As observed in our dataset, the average age of all patients was 60 years old and majority of the cohort were male (68%) and Chinese (62%). Table 1 shows predictive variables including HRV, ECG, and vital signs. We found out that in linear HRV predictors, only time domain parameters (normalized LF power, normalized HF power, and LF/HF) were statistically significant (p < 0.05). Moreover, approximate entropy, sample entropy, and DFA α1 of the non-linear HRV variables were also significant. In 12-lead ECG predictors, the proportions of patients with ST-elevation, ST-depression, and Q-waves were much higher in the group of patients who met the outcome. Among vital sign predictors, we only observed that pain score was statistically significant.

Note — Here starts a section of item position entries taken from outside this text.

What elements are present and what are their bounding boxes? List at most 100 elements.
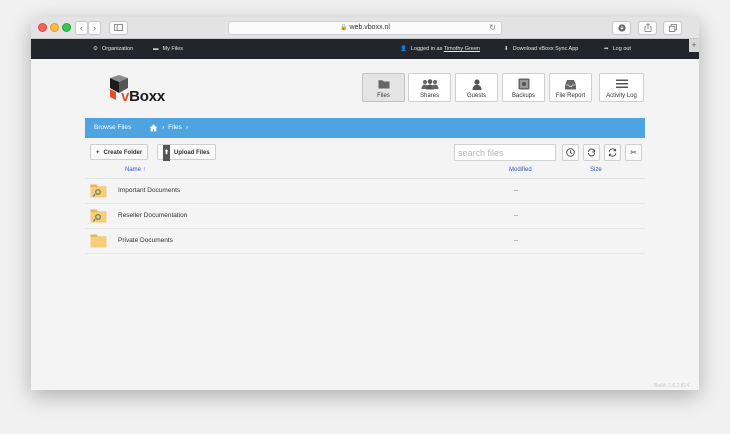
share-icon [644,23,651,32]
tabs-icon [668,24,677,32]
file-name[interactable]: Important Documents [118,179,180,203]
file-name[interactable]: Reseller Documentation [118,204,187,228]
nav-activity-log-label: Activity Log [606,93,637,99]
file-modified: -- [514,212,519,219]
table-row[interactable]: Private Documents -- [85,229,645,254]
nav-files-button[interactable]: Files [362,73,405,102]
sidebar-toggle-button[interactable] [109,21,128,35]
nav-file-report-button[interactable]: File Report [549,73,592,102]
logged-in-info: 👤 Logged in as Timothy Green [400,39,480,59]
upload-files-button[interactable]: ⬆ Upload Files [157,144,216,161]
user-name-link[interactable]: Timothy Green [444,46,480,52]
gear-icon: ⚙ [93,46,98,52]
nav-guests-label: Guests [466,93,486,99]
inbox-icon [565,79,576,89]
organization-link[interactable]: ⚙ Organization [93,39,133,59]
logout-label: Log out [612,46,631,52]
recent-files-button[interactable] [562,144,579,161]
file-modified: -- [514,237,519,244]
share-button[interactable] [638,21,657,35]
url-text: web.vboxx.nl [349,24,390,31]
user-icon: 👤 [400,46,407,52]
shared-folder-icon [90,209,107,223]
logo-text: vBoxx [121,88,166,105]
nav-guests-button[interactable]: Guests [455,73,498,102]
file-name[interactable]: Private Documents [118,229,173,253]
breadcrumb-files-link[interactable]: Files [168,118,182,138]
nav-backups-button[interactable]: Backups [502,73,545,102]
table-header: Name ↑ Modified Size [85,164,645,179]
chevron-right-icon: › [93,23,96,33]
restore-button[interactable] [583,144,600,161]
nav-activity-log-button[interactable]: Activity Log [599,73,644,102]
download-label: Download vBoxx Sync App [512,46,579,52]
zoom-window-button[interactable] [62,23,71,32]
recycle-icon [588,148,595,157]
folder-icon: ▬ [153,46,159,52]
file-modified: -- [514,187,519,194]
nav-file-report-label: File Report [555,93,586,99]
chevron-left-icon: ‹ [80,23,83,33]
scissors-icon: ✂ [630,148,637,157]
home-icon[interactable] [149,124,158,132]
logged-in-prefix: Logged in as [410,46,443,52]
chevron-right-icon: › [185,124,189,131]
organization-label: Organization [101,46,134,52]
user-icon [472,78,481,90]
forward-button[interactable]: › [88,21,101,35]
upload-icon: ⬆ [163,145,171,161]
name-column-header[interactable]: Name ↑ [125,167,146,173]
modified-column-header[interactable]: Modified [509,167,532,173]
download-icon: ⬇ [504,46,509,52]
search-files-input[interactable] [454,144,556,161]
nav-shares-button[interactable]: Shares [408,73,451,102]
refresh-icon [608,148,617,157]
nav-backups-label: Backups [511,93,535,99]
reload-icon[interactable]: ↻ [489,22,496,34]
breadcrumb: › Files › [149,118,188,138]
minimize-window-button[interactable] [50,23,59,32]
download-icon [617,24,626,32]
file-table: Name ↑ Modified Size Important Documents… [85,164,645,254]
folder-icon [90,234,107,248]
create-folder-button[interactable]: + Create Folder [90,144,149,160]
lock-icon: 🔒 [340,25,348,31]
create-folder-label: Create Folder [103,150,143,156]
table-row[interactable]: Important Documents -- [85,179,645,204]
cut-button[interactable]: ✂ [625,144,642,161]
browser-window: ‹ › 🔒 web.vboxx.nl ↻ ⚙ Organization ▬ My Fi… [31,17,699,390]
downloads-button[interactable] [612,21,631,35]
shared-folder-icon [90,184,107,198]
chevron-right-icon: › [162,124,165,131]
plus-icon: + [691,40,697,50]
logout-icon: ➦ [604,46,609,52]
users-icon [421,78,438,89]
list-icon [615,79,628,88]
nav-files-label: Files [377,93,390,99]
my-files-link[interactable]: ▬ My Files [153,39,183,59]
back-button[interactable]: ‹ [75,21,88,35]
build-version: Build: 2.6.2.814 [654,383,689,389]
download-sync-app-link[interactable]: ⬇ Download vBoxx Sync App [504,39,578,59]
close-window-button[interactable] [38,23,47,32]
logout-link[interactable]: ➦ Log out [604,39,631,59]
my-files-label: My Files [162,46,183,52]
folder-icon [378,80,389,89]
app-top-nav: ⚙ Organization ▬ My Files 👤 Logged in as Ti… [31,39,699,59]
size-column-header[interactable]: Size [590,167,602,173]
nav-shares-label: Shares [419,93,439,99]
upload-files-label: Upload Files [174,150,210,156]
table-row[interactable]: Reseller Documentation -- [85,204,645,229]
clock-icon [566,148,575,157]
tabs-button[interactable] [663,21,682,35]
safe-icon [518,78,529,90]
plus-icon: + [96,150,100,156]
refresh-button[interactable] [604,144,621,161]
browser-toolbar: ‹ › 🔒 web.vboxx.nl ↻ [31,17,699,39]
new-tab-button[interactable]: + [689,39,699,52]
address-bar[interactable]: 🔒 web.vboxx.nl ↻ [228,21,502,35]
vboxx-logo[interactable]: vBoxx [108,75,178,107]
sidebar-icon [114,24,123,31]
browse-files-title: Browse Files [94,124,132,131]
browse-files-bar: Browse Files › Files › [85,118,645,138]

Table 1 Vital signs, heart rate variability (HRV) variables, electrocardiogram (ECG) variables, and troponin variable of patients in the study population

Figure 3 illustrates the ROC curves generated by ESS-ELM algorithm, ESS-SVM algorithm, HEART score, TIMI score, and GRACE score. In performance evaluation, we use the leave-one-out cross-validation (LOOCV) framework. Figure 3a shows the comparisons between ESS-ELM and the clinical scores and Fig. 3b shows the comparisons between ESS-SVM and the clinical scores. Obviously, both ESS-ELM and ESS-SVM algorithms significantly outperform TIMI and GRACE scores. As shown in Table 2, ESS-SVM and HEART achieve similar AUC values while ESS-SVM gives better specificity and PPV. ESS-ELM is the top performer among all scores. Both ESS-based algorithms use 100 as the ensemble size and ESS-ELM adopts [10,100] as the range of number of hidden nodes for its individual ELM classifiers. The results presented in Table 2 are derived from optimal cutoff score for each method; optimal cutoff point on the ROC curve is defined as the point nearest to the upper-left corner.

Fig. 3
figure 3

ROC curves by ESS-ELM algorithm, ESS-SVM algorithm, HEART score, TIMI score, and GRACE score

Table 2 Comparison of the predictive results. The range of number of hidden nodes for ELM algorithms was [10,100] and ensemble size was 100 for both ESS-ELM and ESS-SVM algorithms

We note several factors that determine algorithm complexity and predictive performance, for example, the number of hidden nodes and the ensemble size. As seen from the algorithm architecture (Fig. 1), the complexity of ESS-ELM has a linear correlation with the ensemble size. Compared with the original ESS algorithm [10], ESS-ELM reduces computations by removing the over-sampling component. Figure 4a demonstrates the impacts on AUC using different number of hidden nodes. As mentioned in the previous section, we use different number of hidden nodes for each individual ELM classifiers, so the number indicated in the figure is the range of number of hidden nodes, i.e., [10,25], [10,50], [10,100], [10,150], and [10,200]. The best prediction performance was obtained when the range of number of hidden nodes was [10,100]. Figure 4b depicts different ensemble sizes and their corresponding AUC values while keeping the range of hidden nodes as [10,100]. We observe that the highest AUC value was achieved when ensemble size was 100. In general, larger ensemble size corresponded to better prediction performance. In all of our experiments on the ESS-ELM algorithm, we chose ensemble size as 100 and the hidden node range as [10,100] to produce the best trade-off between predictive performance and complexity.

Fig. 4
figure 4

The effects of the number of hidden nodes and ensemble size on area under the curve (AUC) values

Conclusion

In this paper, we presented an ensemble-based risk scoring and conducted an observational study of 797 ED chest pain patients. We proposed a novel ELM-based ensemble scoring method named as ESS-ELM, and demonstrated that the new algorithm outperformed the original ESS-SVM algorithm and three established clinical scores, namely HEART, TIMI, and GRACE. Moreover, we have investigated the effects of parameter changes in terms of ROC analysis. AUC values, sensitivity, specificity, PPV, and NPV, were used as the performance indicators. ELM has shown the flexibility on its integration with the ESS framework.